1—A devastating global recession
The World Bank's latest report, Is a Global Recession Imminent?, appears to lean towards the affirmative:
"Global growth is slowing sharply, with further slowing likely as more countries fall into recession. My deep concern is that these trends will persist, with long-lasting consequences that are devastating for people in emerging market and developing economies. To achieve low inflation rates, currency stability and faster growth, policymakers could shift their focus from reducing consumption to boosting production. Policies should seek to generate additional investment and improve productivity and capital allocation, which are critical for growth and poverty reduction."
The report examines previous global recessions since 1970 to provide policy advice, recommending governments ease labour-market constraints, boost the global supply of commodities and strengthen global trade networks.
Good luck with that! Back in the real world Europe is raising taxes on its energy producers (both non-renewable and renewable), and if anything the world appears to be moving further towards the "protectionism and fragmentation" against which the World Bank warns.
You can read the World Bank's full report here (45 pages).
The governor of the Reserve Bank of Australia (RBA), Philip Lowe, testified before the House of Representatives on Friday, arguing that high house prices aren't his fault:
"In parts of the US, [where] interest rates have been lower than they were here, housing prices are much lower. Because as a society, they've made different choices about where they live, investment in transport, and taxation. It's the choices we've made as a people, even though interest rates have influenced the cycle, [and] the central bank can't do anything about [it]."
Lowe carried on with that theme when discussing the nation's newfound fiscal problems (Australia's federal net debt, which was zero in 2007-08, is now approaching 50% of GDP):
"The community wants the government to provide a whole range of services, understandably. We want really high-quality aged care, great education, world-class disability care, fantastic national defence, great infrastructure.
The community wants all these things from our governments. What we haven't worked out as a community is how to pay for it, and this is why we've got these budget deficits despite full employment and the record terms of trade.
You can raise more taxes to pay for the things the community want. You can cut back in other areas. Both of these things are very difficult. Or we can get the economy to grow more strongly so the pie is bigger, and that requires hard choices on a whole bunch of structural reform issues."

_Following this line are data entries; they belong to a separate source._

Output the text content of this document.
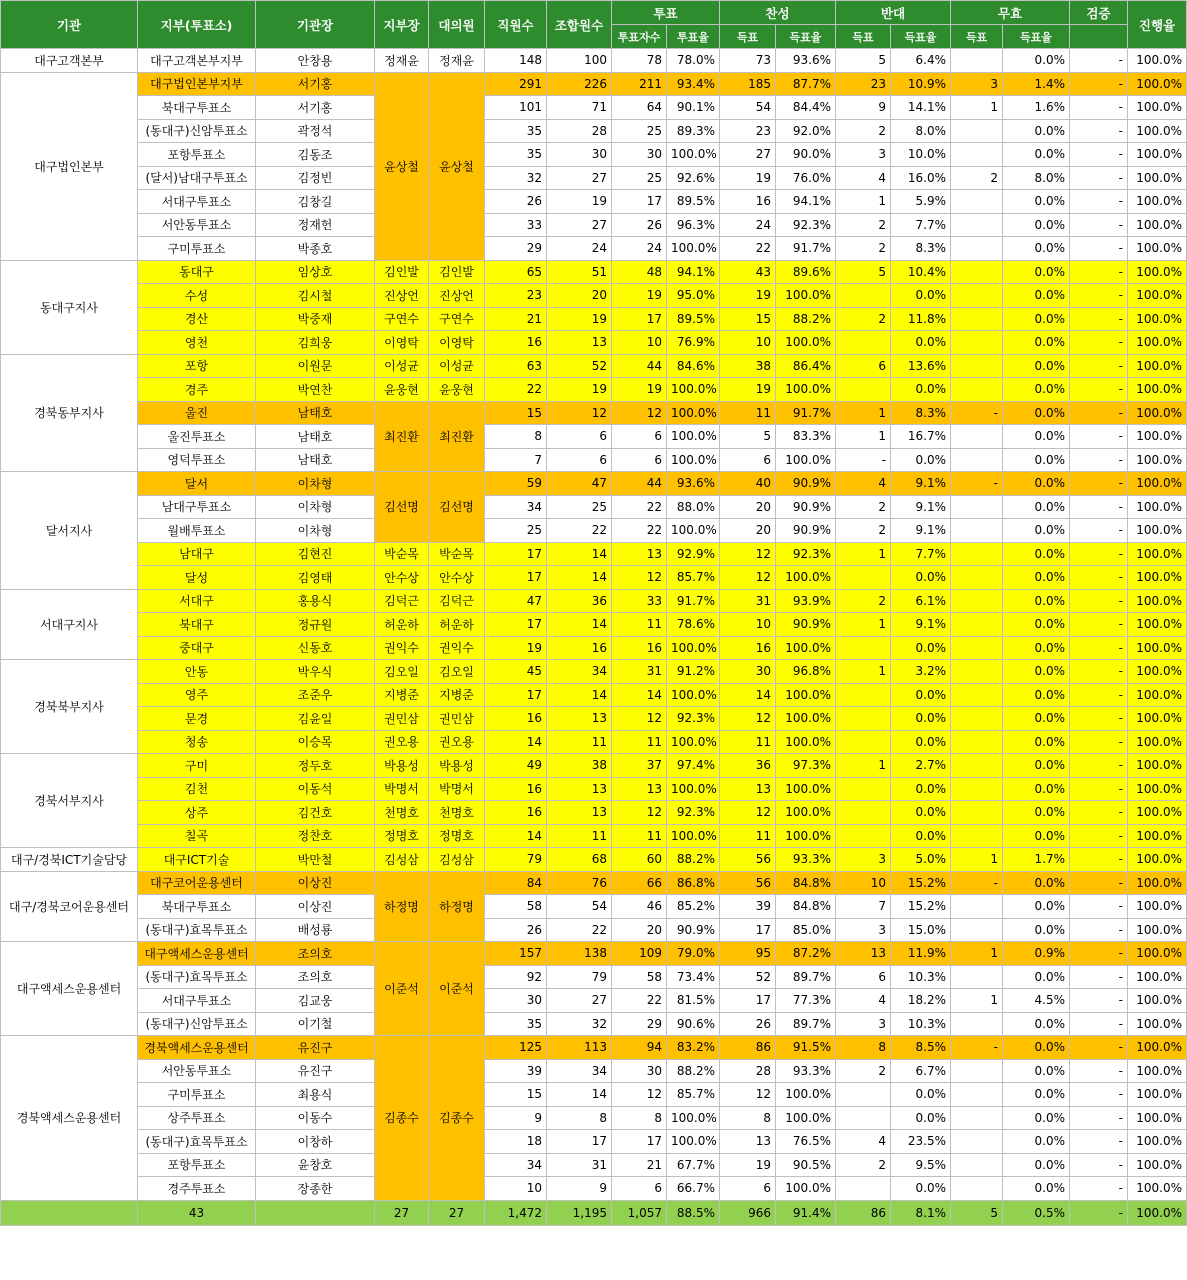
기관	지부(투표소)	기관장	지부장	대의원	직원수	조합원수	투표		찬성		반대		무효		검증	진행율
							투표자수	투표율	득표	득표율	득표	득표율	득표	득표율		
대구고객본부	대구고객본부지부	안창용	정재윤	정재윤	148	100	78	78.0%	73	93.6%	5	6.4%		0.0%	-	100.0%
대구법인본부	대구법인본부지부	서기홍	윤상철	윤상철	291	226	211	93.4%	185	87.7%	23	10.9%	3	1.4%	-	100.0%
	북대구투표소	서기홍			101	71	64	90.1%	54	84.4%	9	14.1%	1	1.6%	-	100.0%
	(동대구)신암투표소	곽정석			35	28	25	89.3%	23	92.0%	2	8.0%		0.0%	-	100.0%
	포항투표소	김동조			35	30	30	100.0%	27	90.0%	3	10.0%		0.0%	-	100.0%
	(달서)남대구투표소	김정빈			32	27	25	92.6%	19	76.0%	4	16.0%	2	8.0%	-	100.0%
	서대구투표소	김창길			26	19	17	89.5%	16	94.1%	1	5.9%		0.0%	-	100.0%
	서안동투표소	정재헌			33	27	26	96.3%	24	92.3%	2	7.7%		0.0%	-	100.0%
	구미투표소	박종호			29	24	24	100.0%	22	91.7%	2	8.3%		0.0%	-	100.0%
동대구지사	동대구	임상호	김인발	김인발	65	51	48	94.1%	43	89.6%	5	10.4%		0.0%	-	100.0%
	수성	김시철	진상언	진상언	23	20	19	95.0%	19	100.0%		0.0%		0.0%	-	100.0%
	경산	박중재	구연수	구연수	21	19	17	89.5%	15	88.2%	2	11.8%		0.0%	-	100.0%
	영천	김희웅	이영탁	이영탁	16	13	10	76.9%	10	100.0%		0.0%		0.0%	-	100.0%
경북동부지사	포항	이원문	이성균	이성균	63	52	44	84.6%	38	86.4%	6	13.6%		0.0%	-	100.0%
	경주	박연찬	윤웅현	윤웅현	22	19	19	100.0%	19	100.0%		0.0%		0.0%	-	100.0%
	울진	남태호	최진환	최진환	15	12	12	100.0%	11	91.7%	1	8.3%	-	0.0%	-	100.0%
	울진투표소	남태호			8	6	6	100.0%	5	83.3%	1	16.7%		0.0%	-	100.0%
	영덕투표소	남태호			7	6	6	100.0%	6	100.0%	-	0.0%		0.0%	-	100.0%
달서지사	달서	이차형	김선명	김선명	59	47	44	93.6%	40	90.9%	4	9.1%	-	0.0%	-	100.0%
	남대구투표소	이차형			34	25	22	88.0%	20	90.9%	2	9.1%		0.0%	-	100.0%
	월배투표소	이차형			25	22	22	100.0%	20	90.9%	2	9.1%		0.0%	-	100.0%
	남대구	김현진	박순목	박순목	17	14	13	92.9%	12	92.3%	1	7.7%		0.0%	-	100.0%
	달성	김영태	안수상	안수상	17	14	12	85.7%	12	100.0%		0.0%		0.0%	-	100.0%
서대구지사	서대구	홍용식	김덕근	김덕근	47	36	33	91.7%	31	93.9%	2	6.1%		0.0%	-	100.0%
	북대구	정규원	허운하	허운하	17	14	11	78.6%	10	90.9%	1	9.1%		0.0%	-	100.0%
	중대구	신동호	권익수	권익수	19	16	16	100.0%	16	100.0%		0.0%		0.0%	-	100.0%
경북북부지사	안동	박우식	김오일	김오일	45	34	31	91.2%	30	96.8%	1	3.2%		0.0%	-	100.0%
	영주	조준우	지병준	지병준	17	14	14	100.0%	14	100.0%		0.0%		0.0%	-	100.0%
	문경	김윤일	권민삼	권민삼	16	13	12	92.3%	12	100.0%		0.0%		0.0%	-	100.0%
	청송	이승목	권오용	권오용	14	11	11	100.0%	11	100.0%		0.0%		0.0%	-	100.0%
경북서부지사	구미	정두호	박용성	박용성	49	38	37	97.4%	36	97.3%	1	2.7%		0.0%	-	100.0%
	김천	이동석	박명서	박명서	16	13	13	100.0%	13	100.0%		0.0%		0.0%	-	100.0%
	상주	김건호	천명호	천명호	16	13	12	92.3%	12	100.0%		0.0%		0.0%	-	100.0%
	칠곡	정찬호	정명호	정명호	14	11	11	100.0%	11	100.0%		0.0%		0.0%	-	100.0%
대구/경북ICT기술담당	대구ICT기술	박만철	김성삼	김성삼	79	68	60	88.2%	56	93.3%	3	5.0%	1	1.7%	-	100.0%
대구/경북코어운용센터	대구코어운용센터	이상진	하정명	하정명	84	76	66	86.8%	56	84.8%	10	15.2%	-	0.0%	-	100.0%
	북대구투표소	이상진			58	54	46	85.2%	39	84.8%	7	15.2%		0.0%	-	100.0%
	(동대구)효목투표소	배성룡			26	22	20	90.9%	17	85.0%	3	15.0%		0.0%	-	100.0%
대구액세스운용센터	대구액세스운용센터	조의호	이준석	이준석	157	138	109	79.0%	95	87.2%	13	11.9%	1	0.9%	-	100.0%
	(동대구)효목투표소	조의호			92	79	58	73.4%	52	89.7%	6	10.3%		0.0%	-	100.0%
	서대구투표소	김교웅			30	27	22	81.5%	17	77.3%	4	18.2%	1	4.5%	-	100.0%
	(동대구)신암투표소	이기철			35	32	29	90.6%	26	89.7%	3	10.3%		0.0%	-	100.0%
경북액세스운용센터	경북액세스운용센터	유진구	김종수	김종수	125	113	94	83.2%	86	91.5%	8	8.5%	-	0.0%	-	100.0%
	서안동투표소	유진구			39	34	30	88.2%	28	93.3%	2	6.7%		0.0%	-	100.0%
	구미투표소	최용식			15	14	12	85.7%	12	100.0%		0.0%		0.0%	-	100.0%
	상주투표소	이동수			9	8	8	100.0%	8	100.0%		0.0%		0.0%	-	100.0%
	(동대구)효목투표소	이창하			18	17	17	100.0%	13	76.5%	4	23.5%		0.0%	-	100.0%
	포항투표소	윤창호			34	31	21	67.7%	19	90.5%	2	9.5%		0.0%	-	100.0%
	경주투표소	장종한			10	9	6	66.7%	6	100.0%		0.0%		0.0%	-	100.0%
	43		27	27	1,472	1,195	1,057	88.5%	966	91.4%	86	8.1%	5	0.5%	-	100.0%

In other words, there is no free lunch – you can only print and borrow so much until you end up like Argentina, which just set its cash rate at 75% in an attempt to slow 100% annual inflation.
3—What's next for Taiwan
4—The outsourcing that never happened
"...the China emissions problem is not a product of offshoring. Which means America's ability to force China to reduce emissions through policies like carbon tariffs is very limited. The massive amount of carbon emitted by China each year is not a problem made in America. It is a problem made in China, and one that only China can solve. And if China doesn't choose to solve it, the world will indeed burn. That's an uncomfortable fact, but it's one we have to face."
That's from Noah Smith, who points out that despite the "widespread" view that the US offshored most of its manufacturing to China, the reality is far different: US imports from China "are less than a fifth of the size of the US manufacturing sector", and US manufacturing output has actually steadily increased over time.

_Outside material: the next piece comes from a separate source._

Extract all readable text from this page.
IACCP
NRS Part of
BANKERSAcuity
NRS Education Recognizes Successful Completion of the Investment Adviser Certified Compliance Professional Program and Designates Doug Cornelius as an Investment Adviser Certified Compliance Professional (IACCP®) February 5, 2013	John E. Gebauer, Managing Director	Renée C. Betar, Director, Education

Smith also notes that US consumption-based emissions data – "the carbon emissions that are necessary to produce the goods and services that a nation consumes" (i.e. they can't be offshored) – show that the US only offshores ~7% of its emissions:
"But when we look at the change in consumption-based emissions vs. production-based emissions, we see even more clearly that offshoring wasn't the culprit. For example, US emissions peaked in 2007 and have fallen since then. If this was due to offshoring, we'd expect to see consumption-based emissions fall by a lot less than production-based emissions. But in fact, consumption-based emissions actually fell by more!"
Perhaps this is a bad time to point out that one of the "dialogues" China recently abandoned following House Speaker Pelosi's visit to Taiwan was the one on "Enhancing Climate Action in the 2020s".

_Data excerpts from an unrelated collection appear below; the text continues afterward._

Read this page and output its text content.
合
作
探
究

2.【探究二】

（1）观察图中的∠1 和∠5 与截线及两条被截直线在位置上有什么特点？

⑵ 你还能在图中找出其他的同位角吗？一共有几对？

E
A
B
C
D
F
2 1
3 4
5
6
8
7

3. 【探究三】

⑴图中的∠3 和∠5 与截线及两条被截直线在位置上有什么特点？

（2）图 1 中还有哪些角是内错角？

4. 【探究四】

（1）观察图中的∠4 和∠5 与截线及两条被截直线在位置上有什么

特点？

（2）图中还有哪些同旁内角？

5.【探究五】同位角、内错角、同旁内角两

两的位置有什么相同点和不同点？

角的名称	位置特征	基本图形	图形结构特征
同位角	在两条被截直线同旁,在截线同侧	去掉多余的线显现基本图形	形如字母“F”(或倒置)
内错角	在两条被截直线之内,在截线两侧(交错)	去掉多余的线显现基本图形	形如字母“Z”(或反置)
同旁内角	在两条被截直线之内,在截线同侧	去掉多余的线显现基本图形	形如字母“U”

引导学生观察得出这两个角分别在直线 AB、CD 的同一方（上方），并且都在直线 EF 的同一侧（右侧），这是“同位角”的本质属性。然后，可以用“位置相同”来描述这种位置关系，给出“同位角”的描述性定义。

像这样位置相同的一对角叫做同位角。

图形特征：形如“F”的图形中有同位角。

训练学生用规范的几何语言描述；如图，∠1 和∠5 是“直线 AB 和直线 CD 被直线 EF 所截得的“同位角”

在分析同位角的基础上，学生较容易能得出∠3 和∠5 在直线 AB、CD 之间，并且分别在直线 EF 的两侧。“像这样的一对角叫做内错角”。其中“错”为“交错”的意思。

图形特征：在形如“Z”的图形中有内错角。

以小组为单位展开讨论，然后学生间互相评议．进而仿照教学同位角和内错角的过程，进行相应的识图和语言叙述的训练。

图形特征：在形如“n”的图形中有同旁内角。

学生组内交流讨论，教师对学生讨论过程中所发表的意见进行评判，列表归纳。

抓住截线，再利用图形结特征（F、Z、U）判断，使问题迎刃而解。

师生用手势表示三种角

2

You can read Smith's full post here (~6 minute read).
🚢 Demand is fading: "Shares of FedEx closed down more than 21% Friday after the company posted bleak preliminary earnings, citing weakening demand in global shipment volumes."
🛢️ The German government seized three refineries owned by Russia's Rosneft "on the grounds that the production of the oil distilleries was endangered by Russian ownership of the company".
🧠 Brain drain: "About half of South Africa's top earners and university graduates are considering emigration as citizens lose faith in the country's future, the Social Research Foundation said, citing a survey it conducted."
👩💻 Uber's systems were "deeply and thoroughly compromised" by an 18-year-old who spammed an employee with multifactor login attempts (MFA), then called them "pretending to be an Uber IT person and saying that the MFA notifications would stop once the target approved the login".
⚔️ Haiti is in the midst of a "low-intensity civil war", as "Simmering outbreaks of unrest throughout the island nation have coalesced into the largest wave of protests in years following the government’s announcement last Sunday that it would raise the country’s highly subsidized fuel prices."